Día de los muertos, S. Eisenstein |
A
morte, esse evento estranho e absurdo. Como considerá-la a partir de nossa
compreensão tão limitada? Temos a constatação externa, que não contempla o
para-si em sua angústia, que aos poucos desliza para uma condição em-si. Esse
processo de nadificação de fato apaga a subjetividade? De outra parte, as correntes genuínas de
amor, que se formam no entorno desse para-si em vias de tornar-se em-si, vindas de outros para-si, não
conseguem alterar um grão de areia o completo apagamento existencial? O mais estranho de
tudo é que o prosseguimento da vida social trata de solapar essa lembrança
pontual, com a finitude de todas as testemunhas restantes, que seguirão, ao fim
e ao cabo, o mesmo processo de extinção que observaram. Tanta dor e tanto
sofrimento absorvidos em um determinado momento, se diluem com o passar dos
anos, no esquecimento. Outros personagens, outras realidades se sobrepõem, e aquele
momento angustiante se desvanece no pó.
Lembro-me, e talvez eu seja a derradeira testemunha dessa imagem, há quase cinquenta anos, quando da morte de um primo, em Londrina. Ao chegarmos em sua casa, num bairro simples, ainda com muitas casas com quintais de terra, encontrei meus tios, os pais do jovem morto, absolutamente inconsolados em sua dor. Foi a primeira e a última vez que vi aquele casal, sorridente e alegre, chorar. Estavam do lado de fora da casa, choravam em silêncio, apartados de uma pequena aglomeração que tomava conta do interior da casa e começava a se esparramar para fora. Permaneceram abraçados e sem dizer palavra por horas. Ambos, como a maior parte dos presentes, morreram, e conforme a expressão de Simone de Beauvoir, a morte do filho os separou e a morte dos pais não os reuniu.
Os que sobrevivem, e são
poucos, perderam a lembrança do episódio, e ele se dissipa; resta a minha
versão, da qual ninguém está interessado nas particularidades, mas no significado
do fim como sendo uma narrativa outra da tragédia humana. Os seres que naquele
exato momento se revoltavam pela morte prematura, compartilharam dessa dolorosa
singularidade, cometeram o bem necessário de experimentar coletivamente a
provação. Aquele acontecimento os alimentou durante anos, em torno da fogueira
dos reencontros, das conversas, das escolhas. “Eu revolto-me, logo existimos”,
diz Camus em seu ensaio O homem revoltado.

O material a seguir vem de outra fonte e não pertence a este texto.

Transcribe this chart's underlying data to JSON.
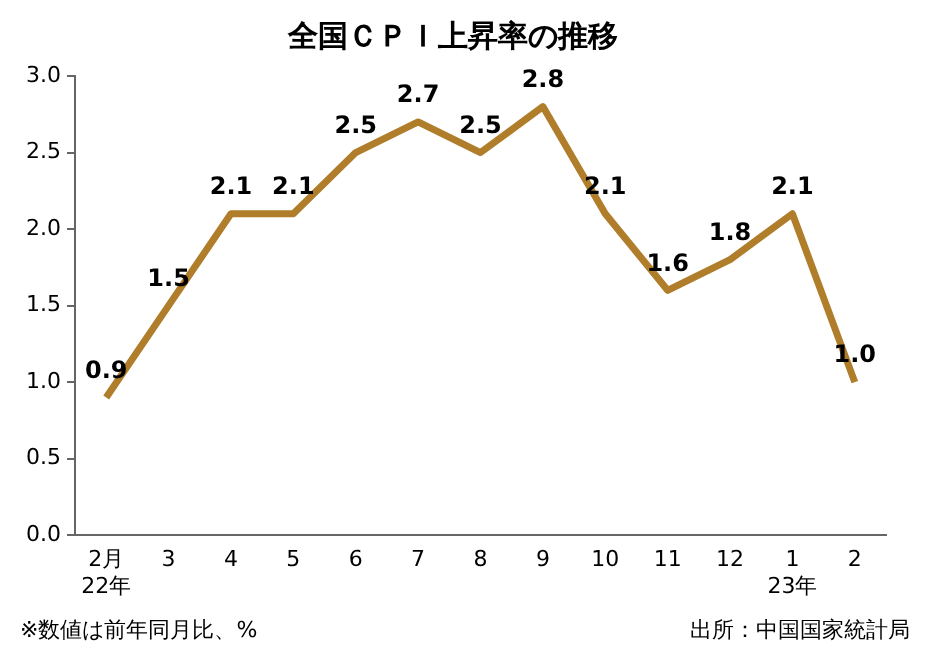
{
  "chart_data": {
    "type": "line",
    "title": "全国ＣＰＩ上昇率の推移",
    "categories": [
      "2月\n22年",
      "3",
      "4",
      "5",
      "6",
      "7",
      "8",
      "9",
      "10",
      "11",
      "12",
      "1\n23年",
      "2"
    ],
    "series": [
      {
        "color": "#b07d2a",
        "values": [
          0.9,
          1.5,
          2.1,
          2.1,
          2.5,
          2.7,
          2.5,
          2.8,
          2.1,
          1.6,
          1.8,
          2.1,
          1.0
        ],
        "value_labels": [
          "0.9",
          "1.5",
          "2.1",
          "2.1",
          "2.5",
          "2.7",
          "2.5",
          "2.8",
          "2.1",
          "1.6",
          "1.8",
          "2.1",
          "1.0"
        ]
      }
    ],
    "ylim": [
      0,
      3
    ],
    "yticks": [
      {
        "value": 0,
        "label": "0.0"
      },
      {
        "value": 0.5,
        "label": "0.5"
      },
      {
        "value": 1,
        "label": "1.0"
      },
      {
        "value": 1.5,
        "label": "1.5"
      },
      {
        "value": 2,
        "label": "2.0"
      },
      {
        "value": 2.5,
        "label": "2.5"
      },
      {
        "value": 3,
        "label": "3.0"
      }
    ],
    "grid": false,
    "legend": false,
    "annotations": [
      "※数値は前年同月比、%",
      "出所：中国国家統計局"
    ]
  }
}
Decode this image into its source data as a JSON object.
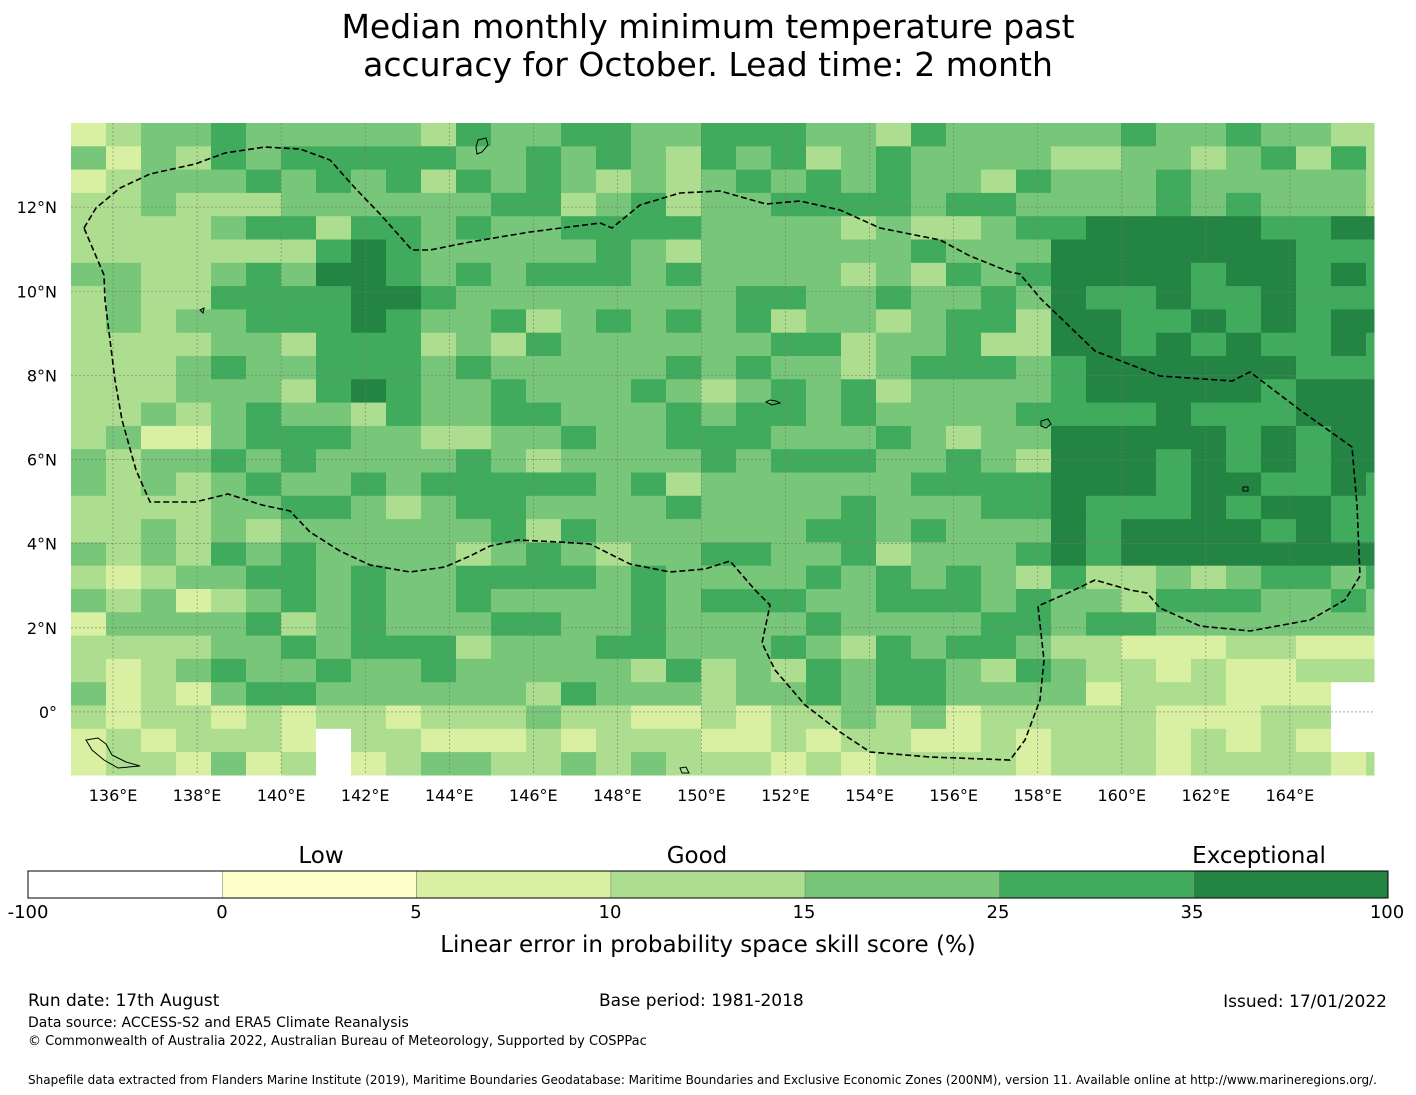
{
  "title": {
    "line1": "Median monthly minimum temperature past",
    "line2": "accuracy for October. Lead time: 2 month"
  },
  "map": {
    "lon_labels": [
      "136°E",
      "138°E",
      "140°E",
      "142°E",
      "144°E",
      "146°E",
      "148°E",
      "150°E",
      "152°E",
      "154°E",
      "156°E",
      "158°E",
      "160°E",
      "162°E",
      "164°E"
    ],
    "lat_labels": [
      "12°N",
      "10°N",
      "8°N",
      "6°N",
      "4°N",
      "2°N",
      "0°"
    ],
    "lon_range": [
      135.0,
      166.0
    ],
    "lat_range": [
      -1.5,
      14.0
    ],
    "grid_lines": true,
    "boundary": "dashed EEZ outline (FSM)"
  },
  "colorbar": {
    "categories": [
      "Low",
      "Good",
      "Exceptional"
    ],
    "ticks": [
      "-100",
      "0",
      "5",
      "10",
      "15",
      "25",
      "35",
      "100"
    ],
    "colors": [
      "#ffffff",
      "#ffffcc",
      "#d9f0a3",
      "#addd8e",
      "#78c679",
      "#41ab5d",
      "#238443"
    ],
    "label": "Linear error in probability space skill score (%)"
  },
  "footer": {
    "run_date": "Run date: 17th August",
    "base_period": "Base period: 1981-2018",
    "issued": "Issued: 17/01/2022",
    "data_source": "Data source: ACCESS-S2 and ERA5 Climate Reanalysis",
    "copyright": "© Commonwealth of Australia 2022, Australian Bureau of Meteorology, Supported by COSPPac",
    "shapefile": "Shapefile data extracted from Flanders Marine Institute (2019), Maritime Boundaries Geodatabase: Maritime Boundaries and Exclusive Economic Zones (200NM), version 11. Available online at http://www.marineregions.org/."
  }
}
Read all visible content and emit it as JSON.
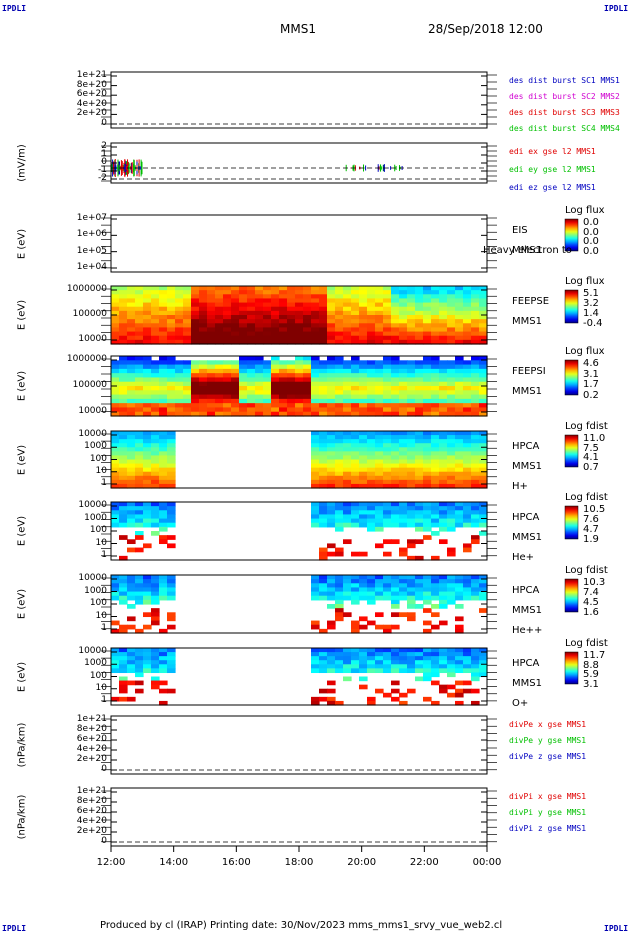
{
  "header": {
    "title": "MMS1",
    "date": "28/Sep/2018 12:00",
    "corner": "IPDLI"
  },
  "footer": {
    "text": "Produced by cl (IRAP)   Printing date: 30/Nov/2023   mms_mms1_srvy_vue_web2.cl"
  },
  "chart_data": [
    {
      "type": "line",
      "ylabel": "",
      "ylim": [
        0,
        1.2e+21
      ],
      "yticks": [
        "1e+21",
        "8e+20",
        "6e+20",
        "4e+20",
        "2e+20",
        "0"
      ],
      "legend": [
        {
          "text": "des dist burst SC1 MMS1",
          "color": "#0000c0"
        },
        {
          "text": "des dist burst SC2 MMS2",
          "color": "#d000d0"
        },
        {
          "text": "des dist burst SC3 MMS3",
          "color": "#e00000"
        },
        {
          "text": "des dist burst SC4 MMS4",
          "color": "#00c000"
        }
      ]
    },
    {
      "type": "line",
      "ylabel": "(mV/m)",
      "ylim": [
        -3,
        3
      ],
      "yticks": [
        "2",
        "1",
        "0",
        "-1",
        "-2"
      ],
      "legend": [
        {
          "text": "edi ex gse l2 MMS1",
          "color": "#e00000"
        },
        {
          "text": "edi ey gse l2 MMS1",
          "color": "#00c000"
        },
        {
          "text": "edi ez gse l2 MMS1",
          "color": "#0000c0"
        }
      ]
    },
    {
      "type": "heatmap",
      "ylabel": "E (eV)",
      "yticks": [
        "1e+07",
        "1e+06",
        "1e+05",
        "1e+04"
      ],
      "instrument": [
        "EIS",
        "MMS1"
      ],
      "overlay": "Heavy electron to",
      "cb_title": "Log flux",
      "cb_labels": [
        "0.0",
        "0.0",
        "0.0",
        "0.0"
      ]
    },
    {
      "type": "heatmap",
      "ylabel": "E (eV)",
      "yticks": [
        "1000000",
        "100000",
        "10000"
      ],
      "instrument": [
        "FEEPSE",
        "MMS1"
      ],
      "cb_title": "Log flux",
      "cb_labels": [
        "5.1",
        "3.2",
        "1.4",
        "-0.4"
      ]
    },
    {
      "type": "heatmap",
      "ylabel": "E (eV)",
      "yticks": [
        "1000000",
        "100000",
        "10000"
      ],
      "instrument": [
        "FEEPSI",
        "MMS1"
      ],
      "cb_title": "Log flux",
      "cb_labels": [
        "4.6",
        "3.1",
        "1.7",
        "0.2"
      ]
    },
    {
      "type": "heatmap",
      "ylabel": "E (eV)",
      "yticks": [
        "10000",
        "1000",
        "100",
        "10",
        "1"
      ],
      "instrument": [
        "HPCA",
        "MMS1",
        "H+"
      ],
      "cb_title": "Log fdist",
      "cb_labels": [
        "11.0",
        "7.5",
        "4.1",
        "0.7"
      ]
    },
    {
      "type": "heatmap",
      "ylabel": "E (eV)",
      "yticks": [
        "10000",
        "1000",
        "100",
        "10",
        "1"
      ],
      "instrument": [
        "HPCA",
        "MMS1",
        "He+"
      ],
      "cb_title": "Log fdist",
      "cb_labels": [
        "10.5",
        "7.6",
        "4.7",
        "1.9"
      ]
    },
    {
      "type": "heatmap",
      "ylabel": "E (eV)",
      "yticks": [
        "10000",
        "1000",
        "100",
        "10",
        "1"
      ],
      "instrument": [
        "HPCA",
        "MMS1",
        "He++"
      ],
      "cb_title": "Log fdist",
      "cb_labels": [
        "10.3",
        "7.4",
        "4.5",
        "1.6"
      ]
    },
    {
      "type": "heatmap",
      "ylabel": "E (eV)",
      "yticks": [
        "10000",
        "1000",
        "100",
        "10",
        "1"
      ],
      "instrument": [
        "HPCA",
        "MMS1",
        "O+"
      ],
      "cb_title": "Log fdist",
      "cb_labels": [
        "11.7",
        "8.8",
        "5.9",
        "3.1"
      ]
    },
    {
      "type": "line",
      "ylabel": "(nPa/km)",
      "ylim": [
        0,
        1.2e+21
      ],
      "yticks": [
        "1e+21",
        "8e+20",
        "6e+20",
        "4e+20",
        "2e+20",
        "0"
      ],
      "legend": [
        {
          "text": "divPe x gse MMS1",
          "color": "#e00000"
        },
        {
          "text": "divPe y gse MMS1",
          "color": "#00c000"
        },
        {
          "text": "divPe z gse MMS1",
          "color": "#0000c0"
        }
      ]
    },
    {
      "type": "line",
      "ylabel": "(nPa/km)",
      "ylim": [
        0,
        1.2e+21
      ],
      "yticks": [
        "1e+21",
        "8e+20",
        "6e+20",
        "4e+20",
        "2e+20",
        "0"
      ],
      "legend": [
        {
          "text": "divPi x gse MMS1",
          "color": "#e00000"
        },
        {
          "text": "divPi y gse MMS1",
          "color": "#00c000"
        },
        {
          "text": "divPi z gse MMS1",
          "color": "#0000c0"
        }
      ]
    }
  ],
  "xaxis": {
    "ticks": [
      "12:00",
      "14:00",
      "16:00",
      "18:00",
      "20:00",
      "22:00",
      "00:00"
    ],
    "range_hours": [
      12,
      24
    ]
  }
}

As atitudes posteriores não amenizaram o fato, não absorveram a dor. Agora aquelas pessoas não
mais estão e a finitude que nos condena levou com eles a revolta.
Testemunhar
um acontecimento e mantê-lo vivo me parece uma tarefa heroica, que não nos faz
mais ou menos humanos, mas nos torna imprescindíveis, porque o nosso relato
necessita desta sobrevivência, ainda que tênue, para alimentar a condição de
seres comunais. A lembrança é o prumo da caminhada, com ela, amenizamos a
angústia da existência ao relembrarmos os momentos, ao dividirmos com os outros
as alegrias ou as tristezas, ao realizarmos o futuro a cada instante. Serei testemunha de outras mortes, contarei seus
episódios, as nuances ocultas e desveladas por minha intenção, até que venha a
sentir o estertor, e nada poderei fazer. E será mais um fim a se narrar, mesmo que por um breve tempo.